Stings sounds like a mediocre singer in a shower. His voice
is terrible, his tone is slightly off, and it makes me
want to howl at the moon. He basically massacres this song
- though you don't hear him gasping any more - and his
braying is a sorry sound indeed.
But
not all is bad. Have You Seen the Bright Lily Grow,
by Robert Johnson - the only song on the disc not by Dowland
- is a song that Sting's voice espouses much better, though
he loses points again with the longer notes; when holding
them, he turns them into moans. To his credit though, he
doesn't use vibrato, which many singers do with such music.
There
are a handful of solo lute pieces on this disc as well. Yet
there is trickery afoot there; in The Most High And Mighty
Christianus The Fourth, King Of Denmark, His Galliard,
there are clearly two lutes playing; hence, there are overdubs
on the album, aside from simply adding Sting's voice in multiple
processed versions.
There's
not much else to say; the rest of the disc is pretty much
like this. The great Come, Heavy Sleep is similar
in performance to Flow My Tears; Sting simply does
not know how to hold notes correctly to make this music come
alive. In Darkness Let Me Dwell shows the weakness
of his voice as he sings with a hoarse sound at times, and
at others, simply doesn't sing more than the words. There
is no appropriate emotion in his renditions of these songs,
no technical qualities, truly nothing to recommend this disc.

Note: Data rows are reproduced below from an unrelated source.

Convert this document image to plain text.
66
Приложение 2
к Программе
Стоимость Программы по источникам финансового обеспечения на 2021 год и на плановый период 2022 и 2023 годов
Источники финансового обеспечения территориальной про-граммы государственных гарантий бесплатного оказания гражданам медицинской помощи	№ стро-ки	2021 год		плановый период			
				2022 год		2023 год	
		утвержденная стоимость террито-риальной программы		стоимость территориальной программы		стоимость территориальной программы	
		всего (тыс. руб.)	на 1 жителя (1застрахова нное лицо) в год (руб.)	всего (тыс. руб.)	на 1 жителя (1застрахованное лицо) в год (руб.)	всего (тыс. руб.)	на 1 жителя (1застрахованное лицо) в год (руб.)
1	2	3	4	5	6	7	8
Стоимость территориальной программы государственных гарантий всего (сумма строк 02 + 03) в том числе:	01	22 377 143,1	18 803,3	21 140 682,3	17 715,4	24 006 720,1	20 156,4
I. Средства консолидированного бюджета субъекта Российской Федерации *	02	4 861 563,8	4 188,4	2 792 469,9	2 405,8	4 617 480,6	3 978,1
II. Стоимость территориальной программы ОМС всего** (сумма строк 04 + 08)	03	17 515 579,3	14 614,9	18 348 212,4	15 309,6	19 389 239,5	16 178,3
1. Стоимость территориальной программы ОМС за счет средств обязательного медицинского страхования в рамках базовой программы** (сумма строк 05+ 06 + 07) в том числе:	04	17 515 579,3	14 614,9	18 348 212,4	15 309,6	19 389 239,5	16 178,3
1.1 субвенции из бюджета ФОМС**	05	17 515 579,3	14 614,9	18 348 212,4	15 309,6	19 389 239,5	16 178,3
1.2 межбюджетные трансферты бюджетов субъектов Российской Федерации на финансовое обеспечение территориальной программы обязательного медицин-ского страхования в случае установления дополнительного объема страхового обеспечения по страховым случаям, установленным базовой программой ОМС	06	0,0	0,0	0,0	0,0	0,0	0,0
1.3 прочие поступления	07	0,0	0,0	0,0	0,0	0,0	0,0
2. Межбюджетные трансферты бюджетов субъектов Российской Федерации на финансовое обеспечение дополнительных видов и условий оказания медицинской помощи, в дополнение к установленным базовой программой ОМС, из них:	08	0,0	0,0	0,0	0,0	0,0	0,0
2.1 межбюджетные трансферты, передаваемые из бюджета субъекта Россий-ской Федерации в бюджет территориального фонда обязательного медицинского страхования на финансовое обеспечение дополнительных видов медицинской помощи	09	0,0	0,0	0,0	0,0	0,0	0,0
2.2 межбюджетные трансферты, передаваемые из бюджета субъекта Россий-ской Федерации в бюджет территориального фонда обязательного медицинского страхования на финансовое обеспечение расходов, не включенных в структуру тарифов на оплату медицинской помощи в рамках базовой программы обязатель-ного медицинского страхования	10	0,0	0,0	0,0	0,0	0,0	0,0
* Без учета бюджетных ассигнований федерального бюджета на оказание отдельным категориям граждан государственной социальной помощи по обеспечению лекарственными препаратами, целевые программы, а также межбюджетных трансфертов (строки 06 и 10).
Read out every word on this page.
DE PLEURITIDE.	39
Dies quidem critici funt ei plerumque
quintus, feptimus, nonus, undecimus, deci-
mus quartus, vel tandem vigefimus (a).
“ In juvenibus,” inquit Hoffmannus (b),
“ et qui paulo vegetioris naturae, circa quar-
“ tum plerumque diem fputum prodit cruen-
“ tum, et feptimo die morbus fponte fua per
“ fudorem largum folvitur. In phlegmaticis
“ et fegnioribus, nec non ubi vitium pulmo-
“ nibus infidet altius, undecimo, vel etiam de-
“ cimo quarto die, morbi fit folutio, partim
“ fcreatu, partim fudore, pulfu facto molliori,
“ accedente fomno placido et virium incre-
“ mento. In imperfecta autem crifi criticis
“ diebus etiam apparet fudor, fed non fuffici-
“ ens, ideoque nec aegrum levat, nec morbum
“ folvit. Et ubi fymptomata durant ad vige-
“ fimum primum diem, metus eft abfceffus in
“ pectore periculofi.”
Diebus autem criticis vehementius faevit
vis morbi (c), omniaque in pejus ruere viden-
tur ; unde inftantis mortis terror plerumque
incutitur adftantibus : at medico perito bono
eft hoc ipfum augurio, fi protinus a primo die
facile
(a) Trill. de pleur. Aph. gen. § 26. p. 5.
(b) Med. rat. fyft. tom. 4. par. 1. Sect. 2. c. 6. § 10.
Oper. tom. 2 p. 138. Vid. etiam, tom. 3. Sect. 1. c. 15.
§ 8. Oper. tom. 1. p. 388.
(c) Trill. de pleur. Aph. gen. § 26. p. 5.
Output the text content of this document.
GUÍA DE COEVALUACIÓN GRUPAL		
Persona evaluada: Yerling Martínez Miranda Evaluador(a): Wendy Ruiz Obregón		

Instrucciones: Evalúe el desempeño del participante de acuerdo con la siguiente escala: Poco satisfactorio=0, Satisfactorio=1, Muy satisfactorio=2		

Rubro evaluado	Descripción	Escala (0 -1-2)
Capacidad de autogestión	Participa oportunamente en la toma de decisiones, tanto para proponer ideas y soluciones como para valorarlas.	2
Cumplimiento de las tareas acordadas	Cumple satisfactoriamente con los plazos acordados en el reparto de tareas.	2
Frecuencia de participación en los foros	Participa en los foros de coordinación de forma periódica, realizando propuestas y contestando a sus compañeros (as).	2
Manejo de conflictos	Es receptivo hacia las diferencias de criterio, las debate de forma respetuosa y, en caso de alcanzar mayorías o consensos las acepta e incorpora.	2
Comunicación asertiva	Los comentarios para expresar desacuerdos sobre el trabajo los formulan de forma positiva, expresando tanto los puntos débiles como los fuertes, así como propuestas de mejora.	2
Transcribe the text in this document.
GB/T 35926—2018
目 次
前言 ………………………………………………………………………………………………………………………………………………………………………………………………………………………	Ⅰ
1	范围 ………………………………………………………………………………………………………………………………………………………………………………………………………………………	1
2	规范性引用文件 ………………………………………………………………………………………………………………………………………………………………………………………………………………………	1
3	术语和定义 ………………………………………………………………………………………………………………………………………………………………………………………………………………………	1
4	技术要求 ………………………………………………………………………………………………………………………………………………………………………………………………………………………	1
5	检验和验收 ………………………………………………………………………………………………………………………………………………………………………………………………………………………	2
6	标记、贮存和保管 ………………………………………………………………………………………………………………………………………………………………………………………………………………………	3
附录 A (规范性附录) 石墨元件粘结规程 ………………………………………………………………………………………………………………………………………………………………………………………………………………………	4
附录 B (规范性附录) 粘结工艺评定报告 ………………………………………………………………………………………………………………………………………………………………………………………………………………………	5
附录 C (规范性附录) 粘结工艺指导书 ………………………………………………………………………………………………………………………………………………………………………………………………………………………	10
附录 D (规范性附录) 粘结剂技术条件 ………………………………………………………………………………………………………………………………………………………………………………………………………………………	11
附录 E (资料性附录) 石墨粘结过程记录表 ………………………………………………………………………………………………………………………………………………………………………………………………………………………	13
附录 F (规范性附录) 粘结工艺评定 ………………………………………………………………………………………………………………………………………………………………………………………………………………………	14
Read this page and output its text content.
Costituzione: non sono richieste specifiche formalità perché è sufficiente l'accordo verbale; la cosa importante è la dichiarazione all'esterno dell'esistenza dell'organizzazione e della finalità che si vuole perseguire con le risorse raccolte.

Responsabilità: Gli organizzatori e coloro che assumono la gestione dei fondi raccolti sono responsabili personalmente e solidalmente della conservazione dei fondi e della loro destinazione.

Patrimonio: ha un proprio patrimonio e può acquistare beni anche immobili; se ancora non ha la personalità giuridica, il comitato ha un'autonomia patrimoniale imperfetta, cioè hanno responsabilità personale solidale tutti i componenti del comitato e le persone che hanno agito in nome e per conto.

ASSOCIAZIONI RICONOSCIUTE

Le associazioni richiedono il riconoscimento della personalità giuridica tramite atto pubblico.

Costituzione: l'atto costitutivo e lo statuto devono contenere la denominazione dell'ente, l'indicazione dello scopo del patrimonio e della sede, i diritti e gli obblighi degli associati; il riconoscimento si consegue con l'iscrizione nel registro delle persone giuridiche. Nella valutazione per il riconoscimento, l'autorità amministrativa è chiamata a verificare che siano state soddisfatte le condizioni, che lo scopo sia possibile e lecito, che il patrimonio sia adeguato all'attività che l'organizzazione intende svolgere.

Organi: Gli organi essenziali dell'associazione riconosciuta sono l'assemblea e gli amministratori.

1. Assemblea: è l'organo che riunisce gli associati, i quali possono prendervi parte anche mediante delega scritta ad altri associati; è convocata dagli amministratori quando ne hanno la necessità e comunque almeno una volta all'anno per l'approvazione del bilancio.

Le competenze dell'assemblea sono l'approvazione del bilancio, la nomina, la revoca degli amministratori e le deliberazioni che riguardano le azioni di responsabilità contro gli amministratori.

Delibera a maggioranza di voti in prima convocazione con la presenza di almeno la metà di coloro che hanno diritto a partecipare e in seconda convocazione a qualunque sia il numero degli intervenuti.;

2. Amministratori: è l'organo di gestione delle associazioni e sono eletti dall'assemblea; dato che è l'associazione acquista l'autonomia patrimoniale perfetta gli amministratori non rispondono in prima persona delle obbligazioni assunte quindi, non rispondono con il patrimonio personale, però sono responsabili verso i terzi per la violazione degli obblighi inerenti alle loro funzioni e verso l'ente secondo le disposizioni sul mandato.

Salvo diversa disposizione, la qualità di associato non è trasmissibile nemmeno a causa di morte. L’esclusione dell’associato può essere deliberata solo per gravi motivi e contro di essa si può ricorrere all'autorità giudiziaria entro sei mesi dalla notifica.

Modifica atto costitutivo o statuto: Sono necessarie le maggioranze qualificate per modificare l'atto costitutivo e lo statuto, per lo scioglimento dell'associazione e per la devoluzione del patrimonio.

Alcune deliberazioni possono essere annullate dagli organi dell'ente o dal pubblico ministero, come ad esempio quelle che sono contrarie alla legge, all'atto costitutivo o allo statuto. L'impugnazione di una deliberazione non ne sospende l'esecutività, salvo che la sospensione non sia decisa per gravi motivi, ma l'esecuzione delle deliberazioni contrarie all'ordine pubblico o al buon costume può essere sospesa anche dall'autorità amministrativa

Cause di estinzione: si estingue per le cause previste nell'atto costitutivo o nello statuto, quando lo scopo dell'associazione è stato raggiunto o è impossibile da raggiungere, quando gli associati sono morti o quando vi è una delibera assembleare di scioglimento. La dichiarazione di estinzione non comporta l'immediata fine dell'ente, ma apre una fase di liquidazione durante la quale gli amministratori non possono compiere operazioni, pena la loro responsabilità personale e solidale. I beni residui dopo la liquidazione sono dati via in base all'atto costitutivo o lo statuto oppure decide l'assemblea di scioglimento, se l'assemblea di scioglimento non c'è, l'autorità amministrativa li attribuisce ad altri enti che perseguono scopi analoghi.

I just listened to a few of Paul Agnew's recordings of Dowland's
songs to compare; he, like Sting, is a tenor, but he sings
with such mastery and grace that Sting, next to Agnew, sounds
no better than a novice belting out a few songs in a bar
for kicks; this disc sounds like bad karaoke.
But
then I did a test. I asked my wife, who is not a classical
music fan, to listen to the disc; I said nothing about it.
She found the music familiar - even though she’s not a fan.
She does hear me listen to Dowland from time to time, and
recognized it. Her reaction was totally different from mine.
She found the disc “peaceful”, mostly because she likes Sting’s
voice.
Now,
I have to admit that it is entirely possible that Sting's
performance is closer to actual Elizabethan performance than
we in the 21st century can imagine. Shakespeare scholars,
for example, have shown that no Shakespeare play was met
with the same awe and respect that we modern theatre-goers
show; it is very possible that this performance accurately
reflects the majority of Elizabethan minstrels. Well, all
but the part with the processed voices.
This
is a huge best-seller. Thanks to the marketing juggernaut
of Deutsche Grammophon, this disc has been seen and heard
everywhere though perhaps not so much on classical music
radio stations. Who is buying this? Aging baby-boomers who
grew up with Roxanne, and who are now getting their first
taste of classical music? Or simply those people who only
buy a few CDs every year and fall for the latest crossover
acts, since they make them feel more sophisticated? I doubt
that many people familiar with Dowland's work will snap up
this disc, and I certainly don't recommend that they do.